Friday, January 04, 2013

National Catastrophe Fund? ... by gimleteye

With climate change, the impacts of economic catastrophe are being re-written though the final draft is out, somewhere in the future. The Herald editorial page argues today for the establishment of a national catastrophe fund by Congress, so that disasters like Superstorm Sandy -- or supersize hurricanes in Florida -- don't leave citizens in the dark and cold.

That's fine for the time being. We should help our fellow Americans when catastrophe strikes. The problem with climate change, we have written here, is that when rising seas creep into water works that supply us drinking water and take away sewage, when high tides permanently over-run our homes and tourism based businesses on the coast; who will pay the hundreds of billions and trillions then?

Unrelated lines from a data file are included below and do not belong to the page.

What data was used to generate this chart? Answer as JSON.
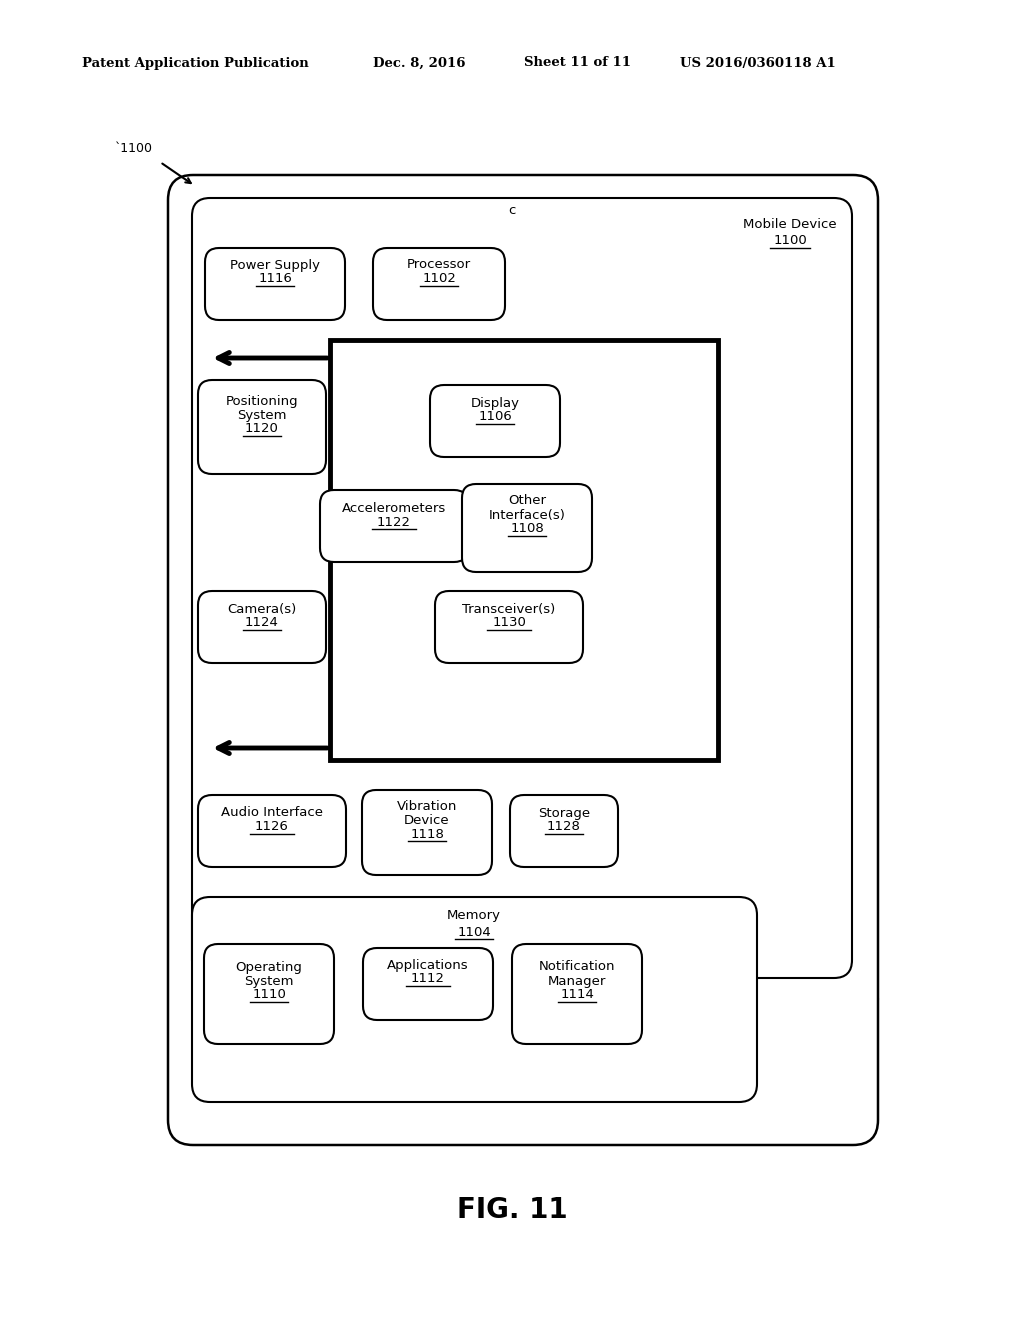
{
  "bg_color": "#ffffff",
  "header_text": "Patent Application Publication",
  "header_date": "Dec. 8, 2016",
  "header_sheet": "Sheet 11 of 11",
  "header_patent": "US 2016/0360118 A1",
  "fig_label": "FIG. 11"
}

That's just here, in America.

Local experts have begun to argue for a strategic plan to retreat from the coasts. That's unlikely to happen until the insurance industry stops writing policies for property. Congress should empower an orderly investigation by the nation's top venture capital entrepreneurs, energy scientists and energy economists -- leaving the nation's utilities on the sidelines, for the time being, to watch with the rest of us -- to do a real, substantive analysis of the assumed benefits of so-called renewable energy contributions to the grid and to evaluate the business models of transportation and electricity generation comprehensively.

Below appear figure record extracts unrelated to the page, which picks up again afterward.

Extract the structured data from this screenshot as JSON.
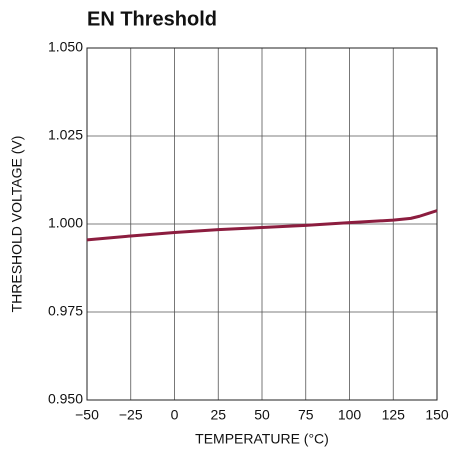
{
  "chart_data": {
    "type": "line",
    "title": "EN Threshold",
    "xlabel": "TEMPERATURE (°C)",
    "ylabel": "THRESHOLD VOLTAGE (V)",
    "x": [
      -50,
      -25,
      0,
      25,
      50,
      75,
      100,
      125,
      135,
      140,
      145,
      150
    ],
    "series": [
      {
        "name": "EN Threshold",
        "color": "#8c1d3f",
        "values": [
          0.9955,
          0.9966,
          0.9976,
          0.9984,
          0.999,
          0.9996,
          1.0004,
          1.0011,
          1.0016,
          1.0022,
          1.003,
          1.0038
        ]
      }
    ],
    "xlim": [
      -50,
      150
    ],
    "xticks": [
      {
        "value": -50,
        "label": "−50"
      },
      {
        "value": -25,
        "label": "−25"
      },
      0,
      25,
      50,
      75,
      100,
      125,
      150
    ],
    "ylim": [
      0.95,
      1.05
    ],
    "yticks": [
      {
        "value": 0.95,
        "label": "0.950"
      },
      {
        "value": 0.975,
        "label": "0.975"
      },
      {
        "value": 1.0,
        "label": "1.000"
      },
      {
        "value": 1.025,
        "label": "1.025"
      },
      {
        "value": 1.05,
        "label": "1.050"
      }
    ],
    "grid": true
  }
}
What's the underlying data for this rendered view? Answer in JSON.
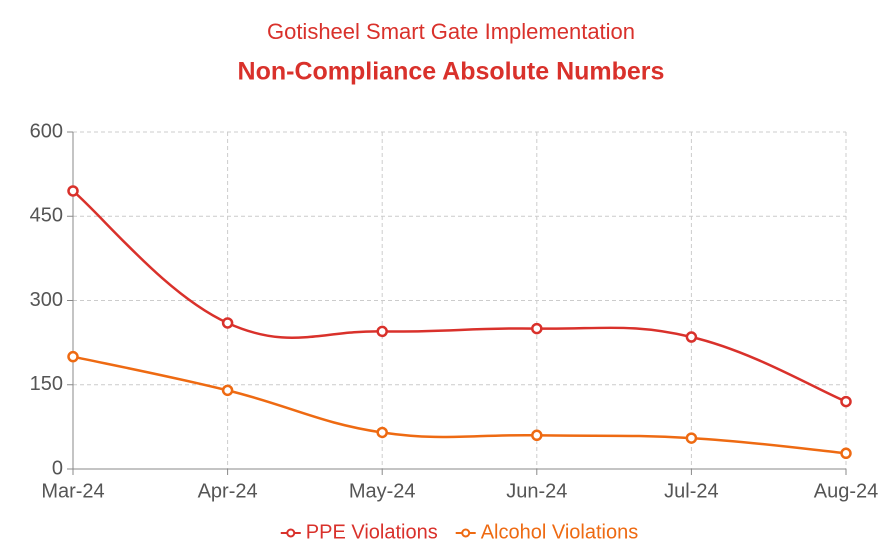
{
  "chart_data": {
    "type": "line",
    "title": "Gotisheel Smart Gate Implementation",
    "subtitle": "Non-Compliance Absolute Numbers",
    "categories": [
      "Mar-24",
      "Apr-24",
      "May-24",
      "Jun-24",
      "Jul-24",
      "Aug-24"
    ],
    "series": [
      {
        "name": "PPE Violations",
        "color": "#d9312b",
        "values": [
          495,
          260,
          245,
          250,
          235,
          120
        ]
      },
      {
        "name": "Alcohol Violations",
        "color": "#ee6a12",
        "values": [
          200,
          140,
          65,
          60,
          55,
          28
        ]
      }
    ],
    "ylim": [
      0,
      600
    ],
    "yticks": [
      0,
      150,
      300,
      450,
      600
    ],
    "grid": true,
    "legend": "bottom"
  }
}
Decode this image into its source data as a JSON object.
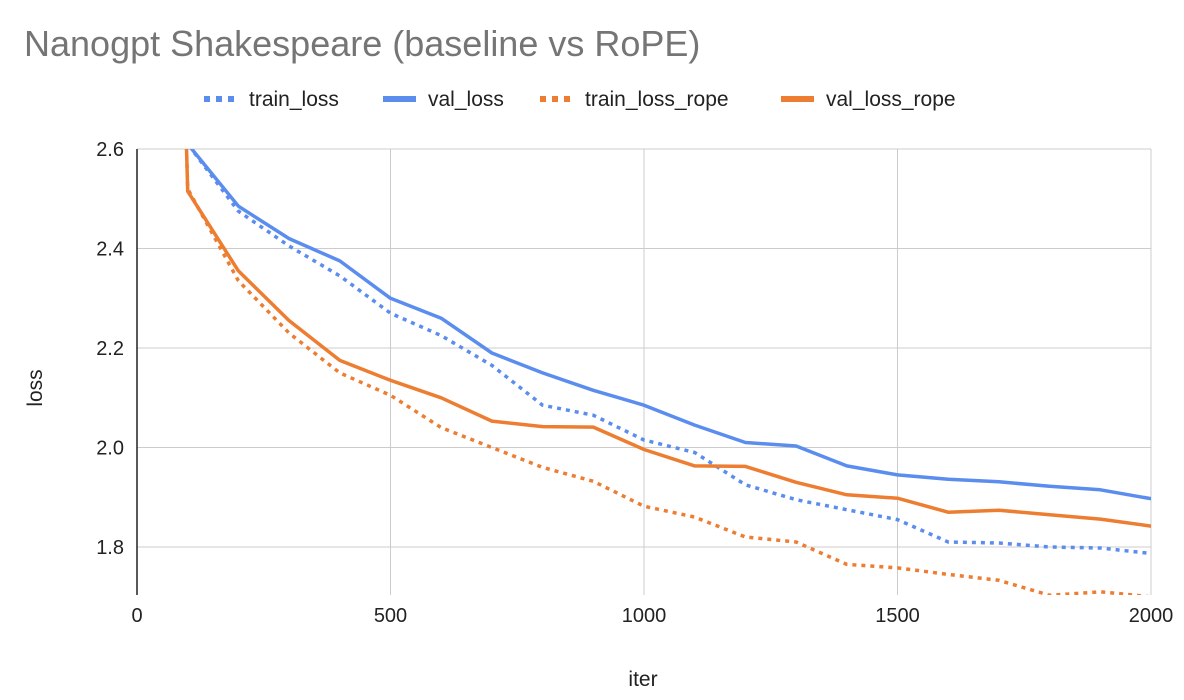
{
  "chart_data": {
    "type": "line",
    "title": "Nanogpt Shakespeare (baseline vs RoPE)",
    "xlabel": "iter",
    "ylabel": "loss",
    "xlim": [
      0,
      2000
    ],
    "ylim": [
      1.7,
      2.6
    ],
    "x_ticks": [
      "0",
      "500",
      "1000",
      "1500",
      "2000"
    ],
    "y_ticks": [
      "1.8",
      "2.0",
      "2.2",
      "2.4",
      "2.6"
    ],
    "grid": true,
    "legend_position": "top",
    "x": [
      100,
      200,
      300,
      400,
      500,
      600,
      700,
      800,
      900,
      1000,
      1100,
      1200,
      1300,
      1400,
      1500,
      1600,
      1700,
      1800,
      1900,
      2000
    ],
    "series": [
      {
        "name": "train_loss",
        "color": "#5b8def",
        "dashed": true,
        "values": [
          2.61,
          2.475,
          2.405,
          2.345,
          2.27,
          2.225,
          2.165,
          2.085,
          2.065,
          2.015,
          1.99,
          1.925,
          1.895,
          1.875,
          1.855,
          1.81,
          1.808,
          1.8,
          1.798,
          1.787
        ]
      },
      {
        "name": "val_loss",
        "color": "#5b8def",
        "dashed": false,
        "values": [
          2.61,
          2.485,
          2.42,
          2.375,
          2.3,
          2.26,
          2.19,
          2.15,
          2.115,
          2.085,
          2.045,
          2.01,
          2.003,
          1.963,
          1.945,
          1.936,
          1.931,
          1.922,
          1.915,
          1.897
        ]
      },
      {
        "name": "train_loss_rope",
        "color": "#ed7d31",
        "dashed": true,
        "values": [
          2.52,
          2.335,
          2.23,
          2.15,
          2.105,
          2.04,
          2.0,
          1.96,
          1.932,
          1.882,
          1.86,
          1.82,
          1.81,
          1.765,
          1.758,
          1.745,
          1.733,
          1.703,
          1.71,
          1.7
        ]
      },
      {
        "name": "val_loss_rope",
        "color": "#ed7d31",
        "dashed": false,
        "values": [
          2.515,
          2.355,
          2.255,
          2.175,
          2.135,
          2.1,
          2.053,
          2.042,
          2.041,
          1.996,
          1.963,
          1.962,
          1.93,
          1.905,
          1.898,
          1.87,
          1.874,
          1.865,
          1.856,
          1.842
        ]
      }
    ]
  }
}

Eventually, the demand for self-preservation will kick in; both with the Chamber of Commerce Luddites and the rest of the ante-diluvian business interests and billionaires who have obscured the costs of climate change through well-placed fog machines of doubt.

What we all need, though, is a rational analysis of priorities, costs, and strategic outcomes. Asking Americans to fund one crisis after another at the coasts, in the forests or the tornado belt will run its course, just like the insurance industry will lose interest in funding cost recoveries as the seas rise.

We can anticipate this today, by putting the best and brightest minds to work on our nation's energy policy; from the venture capital industry and not from the business interests who mightily profit from failed growth models, time and time again. We can do this. Why? There's no cost convening a blue ribbon panel whose recommendations, to be sure, may sit on a shelf. It's happened countless times.

So let the true reckoning go forward on a national energy policy. Congress, fund disaster relief now, but also put the best and the brightest to work so the American public can at least see there is a strategic way forward rather than bouncing from one climate catastrophe to the next.

1 comment:

Mayor Philip Stoddard said...

Send this as an op-ed to the Post and Times.